The island is renowned for its oceanfront resorts, private beach access, magnificent swimming pools, and opulent saunas.
In addition to unwinding on your private beach, you can participate in various enjoyable activities such as boating, fishing, swimming, scuba diving, and paddle boarding.
During your time in Duck Key, don’t forget to stop by Dolphin Connection. This renowned educational facility for marine life allows visitors to swim with Bottlenose Dolphins in a natural lagoon habitat.
7. Marathon Key
Marathon is a ten-mile-long, family-friendly island community in the Middle Keys.
Stay at one of the island’s all-inclusive resorts and explore Marathon’s beaches, which are lined with palm trees and feature emerald-green waters and sugar-white sand.
You must visite Sombrero Beach.
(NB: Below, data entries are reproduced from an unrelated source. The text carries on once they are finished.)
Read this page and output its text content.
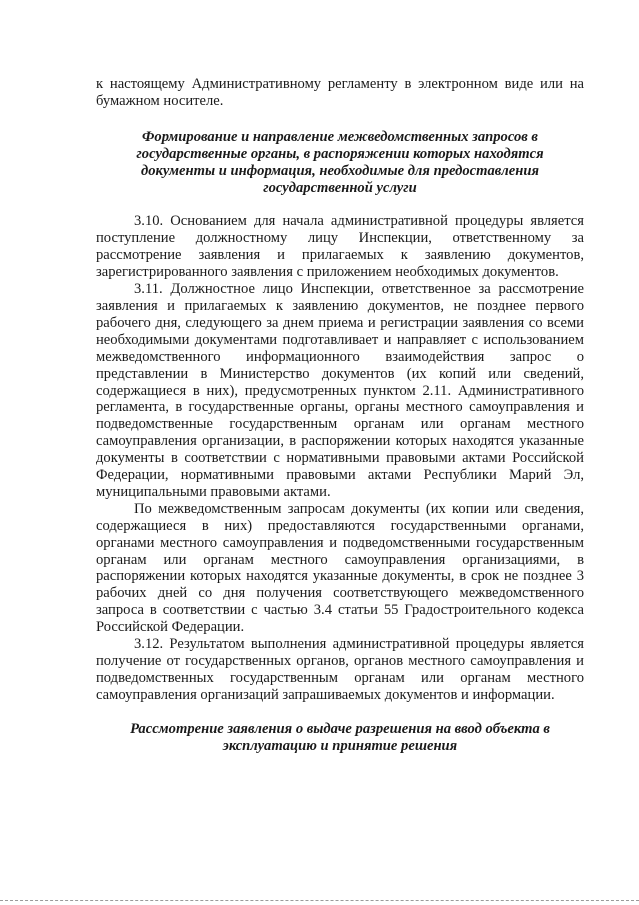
к настоящему Административному регламенту в электронном виде или на бумажном носителе.

Формирование и направление межведомственных запросов в государственные органы, в распоряжении которых находятся документы и информация, необходимые для предоставления государственной услуги

3.10. Основанием для начала административной процедуры является поступление должностному лицу Инспекции, ответственному за рассмотрение заявления и прилагаемых к заявлению документов, зарегистрированного заявления с приложением необходимых документов.

3.11. Должностное лицо Инспекции, ответственное за рассмотрение заявления и прилагаемых к заявлению документов, не позднее первого рабочего дня, следующего за днем приема и регистрации заявления со всеми необходимыми документами подготавливает и направляет с использованием межведомственного информационного взаимодействия запрос о представлении в Министерство документов (их копий или сведений, содержащиеся в них), предусмотренных пунктом 2.11. Административного регламента, в государственные органы, органы местного самоуправления и подведомственные государственным органам или органам местного самоуправления организации, в распоряжении которых находятся указанные документы в соответствии с нормативными правовыми актами Российской Федерации, нормативными правовыми актами Республики Марий Эл, муниципальными правовыми актами.

По межведомственным запросам документы (их копии или сведения, содержащиеся в них) предоставляются государственными органами, органами местного самоуправления и подведомственными государственным органам или органам местного самоуправления организациями, в распоряжении которых находятся указанные документы, в срок не позднее 3 рабочих дней со дня получения соответствующего межведомственного запроса в соответствии с частью 3.4 статьи 55 Градостроительного кодекса Российской Федерации.

3.12. Результатом выполнения административной процедуры является получение от государственных органов, органов местного самоуправления и подведомственных государственным органам или органам местного самоуправления организаций запрашиваемых документов и информации.

Рассмотрение заявления о выдаче разрешения на ввод объекта в эксплуатацию и принятие решения
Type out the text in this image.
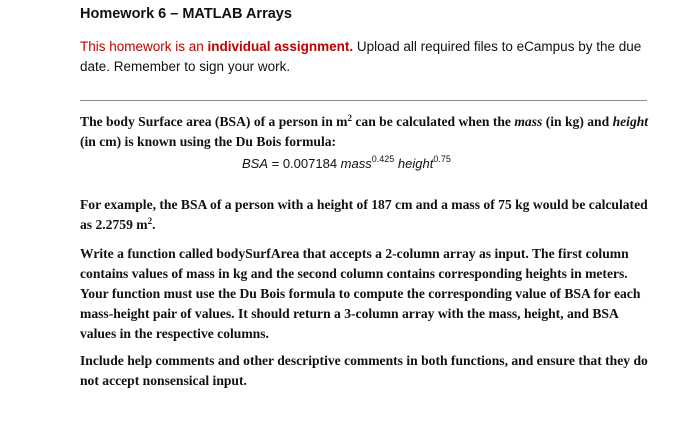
Homework 6 – MATLAB Arrays
This homework is an individual assignment. Upload all required files to eCampus by the due date. Remember to sign your work.
The body Surface area (BSA) of a person in $m^2$ can be calculated when the mass (in kg) and height (in cm) is known using the Du Bois formula:
BSA = 0.007184 mass$^{0.425}$ height$^{0.75}$
For example, the BSA of a person with a height of 187 cm and a mass of 75 kg would be calculated as 2.2759 $m^2$.
Write a function called bodySurfArea that accepts a 2-column array as input. The first column contains values of mass in kg and the second column contains corresponding heights in meters. Your function must use the Du Bois formula to compute the corresponding value of BSA for each mass-height pair of values. It should return a 3-column array with the mass, height, and BSA values in the respective columns.
Include help comments and other descriptive comments in both functions, and ensure that they do not accept nonsensical input.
This shore is one of the best places to observe loggerhead turtles, typically between April and October.
In addition to playgrounds, filtered water stations, and lavatories, Sombrero provides a variety of amenities.
After kayaking on Sombrero Beach, visit the Turtle Hospital to meet several endearing sea turtles that have been rescued.
Be sure to also travel the scenic, historic route across the Seven Mile Bridge in Marathon, which offers the most breathtaking ocean views.
The Florida Keys are a premier destination for watersports such as swimming, kayaking, scuba diving, and snorkeling due to their pristine beaches and awe-inspiring nature sanctuaries teeming with marine life.